With the U.S. unemployment rate steady at 9.1% and President Obama's jobs plan creating more conflict than opportunity, it's hard to believe there are U.S. companies that are hiring.
But there are.
Even taking into account the gloomy economic outlook, these companies project growth into next year that will increase revenue and require more employees.
That's good news for job seekers, but it benefits investors as well, since they will have the opportunity to profit from the higher share prices that come as a result.
So here are the sectors the most hiring right now, as well as seven companies that could parlay employment opportunities into higher profits.

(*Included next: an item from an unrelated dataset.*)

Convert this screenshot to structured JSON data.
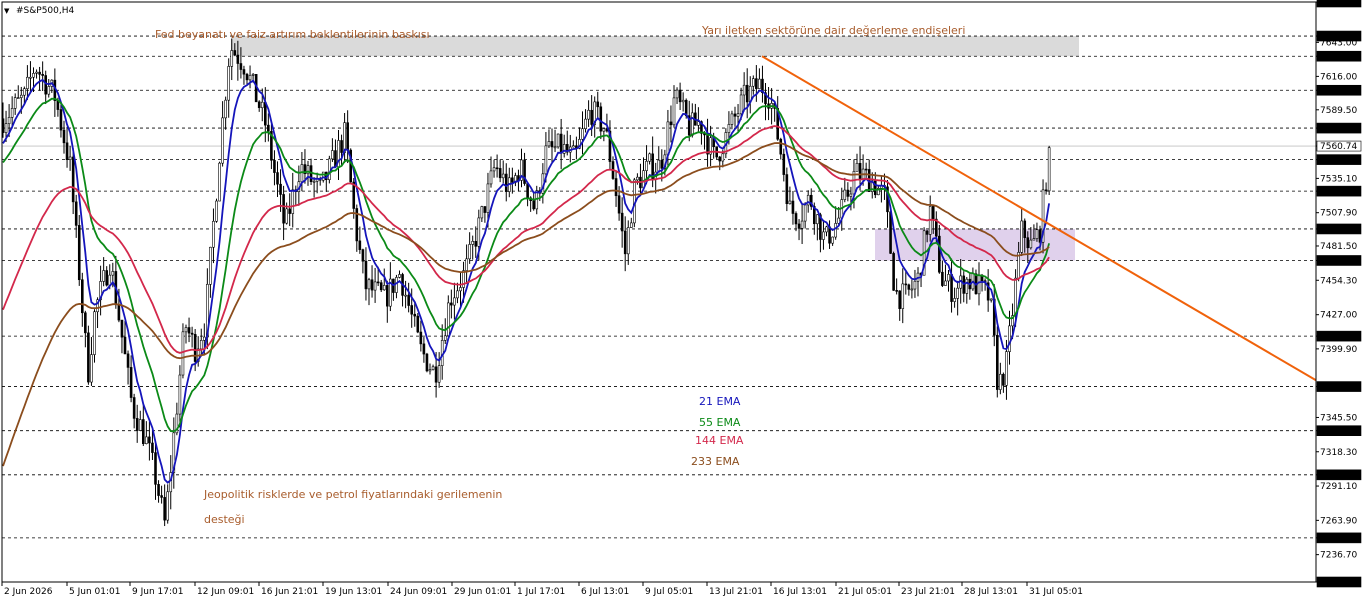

Real Job Growth vs. Temp Hires
Some of the biggest hiring increases are coming from the U.S. auto industry.
Ford Motor Co. (NYSE: F) recently announced plans to hire as many as 7,000 new workers by the end of 2012. Many of the new positions will help develop new battery-powered cars, but they also reflect the company's improved earnings. After losing $30.1 billion in the period from 2006 through 2008 and borrowing $23.4 billion to survive, Ford earned $9.28 billion over the past two years.
Ford's improvement spilled into the rest of the auto sector, with both General Motors Co. (NYSE: GM) and Chrysler Group LLC (which is now partnered with Italy's Fiat SpA) ramping up hiring over the past year.
Healthcare, medical, and drug companies also have picked up hiring in a trend that is expected to continue into 2012. According to human resources publication Benefits Pro, healthcare jobs now account for 10.8% of the total U.S. workforce, including 30,000 new positions created in August when overall U.S. job growth was flat.
Healthcare stocks have responded to the sector's growth. MSN Money on Oct. 4 posted the top performing stocks so far this year, which included five companies in the medical/healthcare sector boasting gains of 30% or more.
Still, you must be aware of potential traps when searching for the job-adding sectors. Some companies are only hiring seasonal or temporary workers, and their short-term payroll increases won't translate into stock-price gains.